How to Survive the Heat If You’re Not Adapted

If you work outside:

  1. Drink a couple glasses of water, juice, or sports drinks per hour because dehydration makes hyperthermia worse. Heavy laborers need as much as a quart or two per hour. It doesn’t have to be ice cold. In fact, that can cause stomach spasms. If it’s water only, add a teaspoon of salt to the first couple of quarts per day. Limit your caffeine, sugary drinks, and alcohol, as they actually dehydrate you worse. And caveat: If your doctor has suggested limiting your amount of fluids or salt, get his or her advice on what to do.
  2. Do the heavy work before 10 a.m. and after 4 p.m.
  3. Take frequent breaks in the shade. Fan a little. More about that later.
  4. Wear loose, breathable clothes.
  5. If you’re going to be in the sun a lot, don’t forget frequent suntan lotion, and consider a wide-brim hat.
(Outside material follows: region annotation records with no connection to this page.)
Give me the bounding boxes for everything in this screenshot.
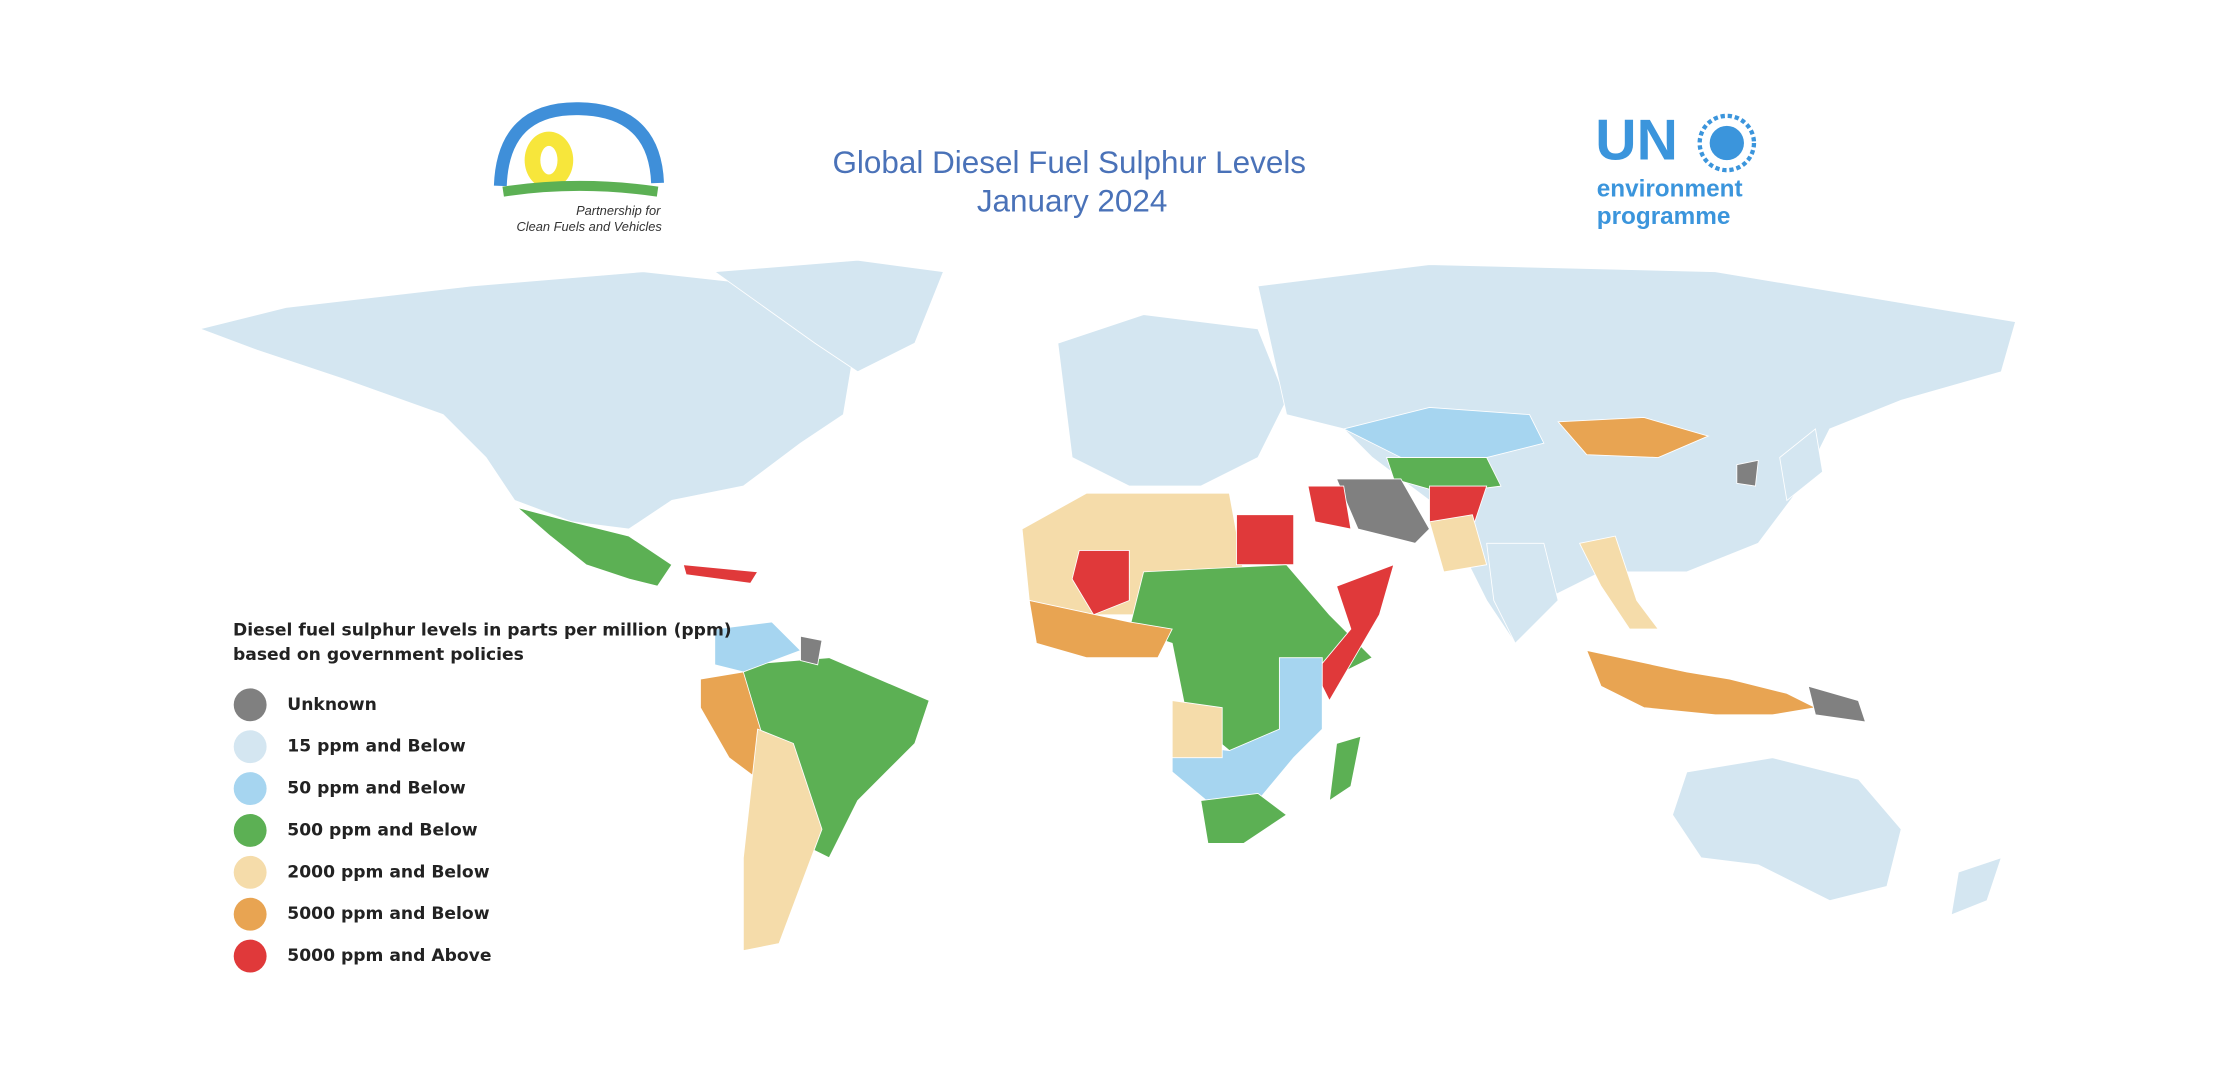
logo-text: programme	[1597, 203, 1731, 230]
country-region	[1486, 542, 1559, 645]
country-region	[742, 728, 823, 952]
country-region	[682, 564, 759, 584]
legend-label: 15 ppm and Below	[287, 737, 466, 757]
world-map	[198, 259, 2017, 952]
country-region	[1236, 514, 1295, 566]
country-region	[1028, 599, 1173, 659]
title: Global Diesel Fuel Sulphur Levels	[832, 145, 1306, 180]
legend-label: 5000 ppm and Below	[287, 904, 489, 924]
country-region	[1071, 550, 1130, 616]
legend-swatch	[233, 730, 267, 764]
legend-swatch	[233, 897, 267, 931]
country-region	[517, 507, 673, 587]
country-region	[1578, 535, 1660, 630]
legend-swatch	[233, 939, 267, 973]
legend-swatch	[233, 688, 267, 722]
country-region	[1314, 564, 1395, 702]
country-region	[1807, 685, 1867, 723]
legend-title: Diesel fuel sulphur levels in parts per …	[233, 620, 732, 640]
legend-title: based on government policies	[233, 645, 524, 665]
country-region	[1779, 428, 1824, 502]
legend-label: Unknown	[287, 695, 377, 715]
country-region	[1307, 485, 1352, 530]
country-region	[1672, 757, 1902, 902]
logo-text: environment	[1597, 176, 1743, 203]
country-region	[800, 635, 823, 666]
country-region	[1428, 514, 1488, 573]
legend-label: 5000 ppm and Above	[287, 946, 491, 966]
country-region	[1950, 857, 2002, 916]
country-region	[1057, 314, 1288, 487]
logo-text: Partnership for	[576, 203, 661, 218]
legend-swatch	[233, 814, 267, 847]
logo-ground	[502, 180, 659, 197]
country-region	[713, 259, 945, 373]
legend-label: 500 ppm and Below	[287, 820, 477, 840]
legend-swatch	[233, 855, 267, 889]
logo-arc	[493, 102, 664, 187]
country-region	[198, 271, 859, 530]
country-region	[1328, 735, 1362, 802]
pcfv-logo: Partnership for Clean Fuels and Vehicles	[493, 102, 664, 234]
country-region	[1736, 459, 1759, 487]
logo-text: Clean Fuels and Vehicles	[516, 219, 662, 234]
country-region	[1200, 792, 1288, 844]
legend-swatch	[233, 772, 267, 806]
logo-mark: UN	[1595, 109, 1678, 173]
legend-label: 50 ppm and Below	[287, 779, 466, 799]
legend: Diesel fuel sulphur levels in parts per …	[233, 620, 732, 973]
subtitle: January 2024	[977, 183, 1168, 218]
legend-label: 2000 ppm and Below	[287, 862, 489, 882]
country-region	[1586, 649, 1817, 716]
country-region	[1335, 478, 1431, 544]
unep-logo: UN environment programme	[1595, 109, 1757, 230]
country-region	[1171, 700, 1223, 759]
logo-sun-center	[540, 145, 558, 175]
country-region	[714, 621, 802, 673]
logo-emblem	[1709, 125, 1744, 161]
country-region	[1557, 417, 1710, 458]
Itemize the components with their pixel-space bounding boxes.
If you’re inside with no air-conditioning:

  1. Open windows and use a fan. Good air ventilation is essential.
  2. But remember, when the heat gets in the high nineties, fans may make you feel more comfortable but cannot cool off your body temperature. Also, a high humidity can make it difficult for the sweat to evaporate. This can be especially dangerous for people whose bodies don’t adapt as well anyway, like elderly people, kids younger than four, and people with a chronic illness or who are being physically active.
  3. What does work is a cool midday shower, bath, or sponging.
  4. It’d be great if you could visit an air-conditioned facility (mall, senior center, adult day-care) during the hottest part of the day.
  5. Check on your at-risk family, friends, neighbors twice a day. Make sure they’re drinking fluids and look okay.

In fact, monitor yourself and your co-workers for signs of getting too hot also. I tell you what to look for and do in future posts.

Does anyone have any other suggestions for how to survive the heat?